Stocks advanced amid deals and earnings reports, while data showed economic growth in China topped forecasts. The Standard & Poor’s 500 Index rose 0.4 percent to 1,980.97 at 9:45 a.m. in New York.
Manufacturing, which makes up 75 percent of total production, grew 0.1 percent in June, less than forecast as automakers cut back and factories slowed output of nondurable goods such as energy and clothing. The median projection in the Bloomberg survey called for a 0.3 percent June increase.
In the second quarter, factory production advanced at a 6.7 percent annualized rate, the fastest since the first three months of 2012.
“Things slowed down a little bit in June,” Sweet said. “The auto plant production schedules point to a pickup in auto manufacturing over the next couple of months.”
Other data on manufacturing, which accounts for about 12 percent of the economy, show sustained progress. The Institute for Supply Management’s factory index was 55.3 last month, little changed from a five-month high of 55.4 in May, the Tempe, Arizona-based group reported July 1. Readings above 50 signal expansion. The ISM’s gauge of orders climbed to the highest level of the year.
Today’s Fed report also showed that capacity utilization, which measures the amount of a plant that is in use, held at 79.1 percent in June.
Utility output fell 0.3 percent after a 0.4 percent decline the previous month. Mining production, which includes oil drilling, increased 0.8 percent.
The output of motor vehicles and parts decreased 0.3 percent in June after a 1.9 percent surge a month earlier, today’s report showed. Factory output excluding vehicle and parts production rose 0.2 percent last month.
Industry sales data indicate factory lines will remain busy. Cars and light trucks sold at a 16.9 million annualized pace in June, the strongest since July 2006, after a 16.7 million rate in May, according to data from Ward’s Automotive Group. Such demand helps explains why automakers such as Ford Motor Co. are upbeat about prospects for the second half of 2014.
“We’ve seen very good improvements in manufacturing activity,” Ellen Hughes-Cromwick, Dearborn, Michigan-based Ford’s chief economist, said on a July 1 sales and revenue call. “Credit channels are very constructive for the consumer now, with a still low interest rate environment.”

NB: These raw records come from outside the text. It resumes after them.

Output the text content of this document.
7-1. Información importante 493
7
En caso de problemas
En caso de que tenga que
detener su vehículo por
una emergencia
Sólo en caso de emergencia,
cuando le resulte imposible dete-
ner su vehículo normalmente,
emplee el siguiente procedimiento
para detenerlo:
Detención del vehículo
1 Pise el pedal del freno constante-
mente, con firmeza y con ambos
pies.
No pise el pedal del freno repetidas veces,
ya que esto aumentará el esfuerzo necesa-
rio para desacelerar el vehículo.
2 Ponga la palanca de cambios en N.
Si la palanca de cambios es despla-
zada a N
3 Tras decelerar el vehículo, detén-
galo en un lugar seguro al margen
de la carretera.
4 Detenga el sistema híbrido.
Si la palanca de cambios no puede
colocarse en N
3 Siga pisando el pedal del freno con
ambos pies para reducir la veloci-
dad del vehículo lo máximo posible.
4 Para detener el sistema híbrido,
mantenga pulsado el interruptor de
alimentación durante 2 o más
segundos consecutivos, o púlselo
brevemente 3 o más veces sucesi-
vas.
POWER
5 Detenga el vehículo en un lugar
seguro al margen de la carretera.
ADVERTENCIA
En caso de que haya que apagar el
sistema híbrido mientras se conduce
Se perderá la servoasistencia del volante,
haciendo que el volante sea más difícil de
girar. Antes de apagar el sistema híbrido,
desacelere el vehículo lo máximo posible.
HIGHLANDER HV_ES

Ford isn’t alone in seeing improvements. Office furniture maker Steelcase Inc. has reported stronger demand as companies grow more upbeat about the outlook for the economy.
“Through the first three weeks of June, orders have grown at a low-single digit percentage,” in the Americas, Chief Financial Officer David Sylvester said in a June 26 earnings call for the Grand Rapids, Michigan-based company. “We experienced order growth in the technical, professional, manufacturing, energy, information technology and insurance services sectors.”
American factories received more orders for business equipment in May, according to the Commerce Department, pointing to gains in investment that will probably help the economy snap back after contracting in the first quarter. Bookings for capital goods such as computers rose 0.7 percent.
Capital spending on equipment fell at a 2.8 percent rate during the first quarter. Gross domestic product shrank at a 2.9 percent annualized rate, the biggest decline since the depths of the recession in early 2009.
The downturn in GDP reflected a slowdown in the pace of inventory growth, setting the stage for stronger production as consumer purchases pick up.
Building on progress in the labor market, households are still spending. Retail sales showed a broad-based gain in June, with purchases climbing 0.2 percent after a 0.5 percent advance in May that was larger than previously reported, Commerce Department figures showed yesterday.